– Егор Ива-ныч!
Серегин прыгнул в Семенову лодку и остался стоять, качаясь на высокой волне, провожаемый взглядами женщин, вольный, крепко загоревший, веселый. Увидал светлый валун и вспомнил, как в белой ночи не мог спать, как охватил тогда накрепко этот холодный валун и вырвал из заевшей его чмокнувшей глины. И все вспомнил. Стряхнул на затылок фуражку и руганул весело и Семена, и реку, и затихающий пароход:
– Раков все, черти, давите!
Подмигнув пароходу, сказал весело и Семен:
– Повертелся надысь у косы… Та-чал капитан… шумной!
– С вами будешь шумной!
А Семен подмаргивал про себя из-под драного картуза под писк ерзавших весел. А когда Серегин доставал папиросу, признал жестяную коробочку с крашеной бабочкой наверху. Показывал ему как-то Егор Иваныч эту коробочку, тыкал к носу и говорил:
– Хорош я себе портсигар уделал?!
Чу-дак! А был у него настоящий портсигар, на пружинке. На его глазах тогда и зашвырнул в реку, хоть бы ему подарил!
– А понсигарчик-то ваш надышний ущупал я, рашницей достал. А это у вас, с бабочкой какой был?
– Подгребайся, подгребайся… с бабочкой! С солдаткой-то как?
– Хе-э… ничаво.
От шалашика лаяла на воду рыжая Лиска с белоголовым кутенком, и казалось, что в чаще есть еще Лиска и тоже радуется.
Прямо с ходу Серегин осмотрел запасные баканы, кучу ржавых цепей, оглянул реку, привычно выискивая отсветы кос и наносов.
– Как на скате?
– У таей, у долгой, новый перекатец задират… Да от ее версту туды, квыше… заманиха рость стала на глыби… да к буграм, жалились, что низвергло, да к Каменьям…
– Ого! Ну, завтра поврешь – погляжу. Придется под якоря двоих со Шуров взять…
– Беспременно, што взять… Братишку бы Степанидина да…
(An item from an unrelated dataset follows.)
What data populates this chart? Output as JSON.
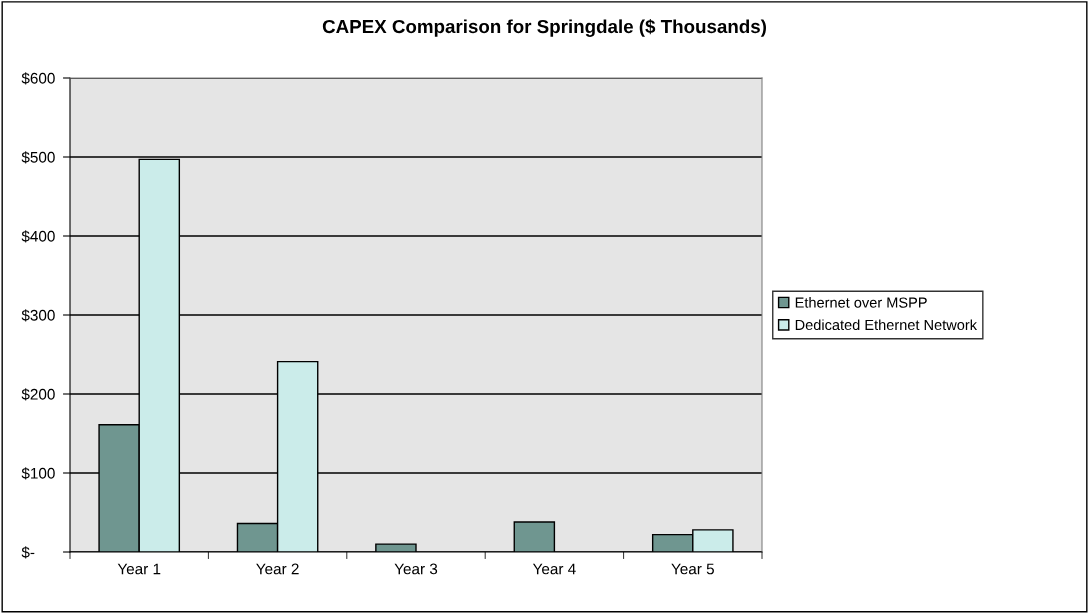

– Лакомый, чертушка, до Степанидиных!
И как сказал про Щуры – заманило на сердце. Поднял затертый чемоданчик и посмотрел к чаще. И Семен покосился к чаще.
– Стоять-то тамоди опять будете, в жилище?
– А-а…
И русая головка голубоглазой Саши, с ямочками-умилками на щеках, игривой, увертливой Саши, к которой только и ехал, о которой – теперь было ясно – только и думал эти месяцы речной жизни, встала живой. Он толкнул легонько в брыластую мордочку лизавшего сапоги кутенка, дал щелчка Лиске и пошел выбитой по осыпи тропкой. На завороте посмотрел на пески того берега, осыпанные чернотой полоскавшихся к ночи ворон, на опускавшееся солнце.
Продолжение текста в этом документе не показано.